The EP closes with a rearranged live show favorite (“Phonetics”). Instead of a synthrock jam, the version of “Phonetics” on Y’all places acoustic guitar, piano, and assorted percussion at the forefront. It highlights the talents of the individual players yet seems slightly overdone and winded by the four minute mark. The strength lies with the lyrics and the song’s instrumentation. It swells, bends, stops, and explodes. Space and silence is favored here, but brevity is not. The other songs are balanced perfectly; they are as long as they need to be. Yet “Phonetics” trundles along until it feels overwrought and even a bit hammy. Though weaker than the other four tracks, “Phonetics” is a formidable closer to an EP rife with shocks and surprises. It provides a shift in sound for Reptar, which is needed by the EP’s end, and ends in a dynamic fashion−a whisper.

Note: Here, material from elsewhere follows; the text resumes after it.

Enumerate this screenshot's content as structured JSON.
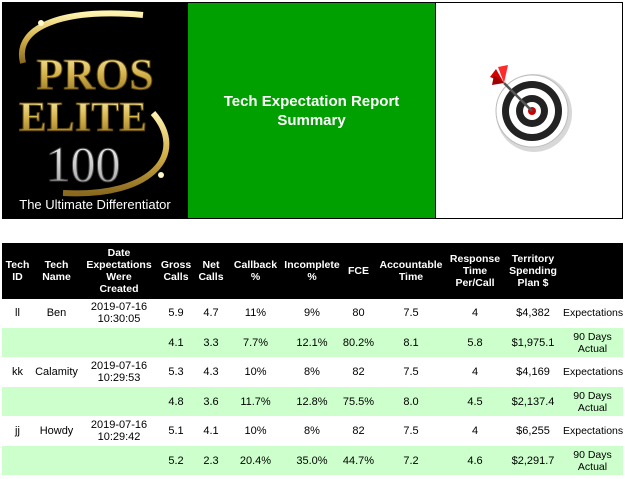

Reptar sounds like a group teetering on the precipice, about to descend into a flight of freedom. “I won’t call you if you don’t call me/ I’m feeling free,” Graham Ulicny sings on “Blastoff.” The line becomes a chant, a call to break free from whatever has confined him before. A similar line appears in “Rainbounce” (“My body’s naked and I am free”). Let loose the shackles; the ties that bind are broken. This idea of freedom charges the music with a sense of confidence and freshness−fresh with adult maturity and fancy free with childish wonder. The combination of Reptar’s expert musicianship with Allen’s mastery of sound produces a force to be reckoned with. Every other synthpop band immediately feels inferior after listening to Oblangle Fizz Y’all. This is truly a band that rivals the indie buzz bands of 2011. Mark my words. Remember this: Reptar is going to be huge.
-Reviewed by Grafton Tanner
 Pronounced exactly as it looks, people. The “oblangle” and the “fizz” probably stem from Reptar’s obsession with the power and behavior of the human voice and word association (disassociation?). The “y’all”? Welcome to the mind of Reptar, y’all.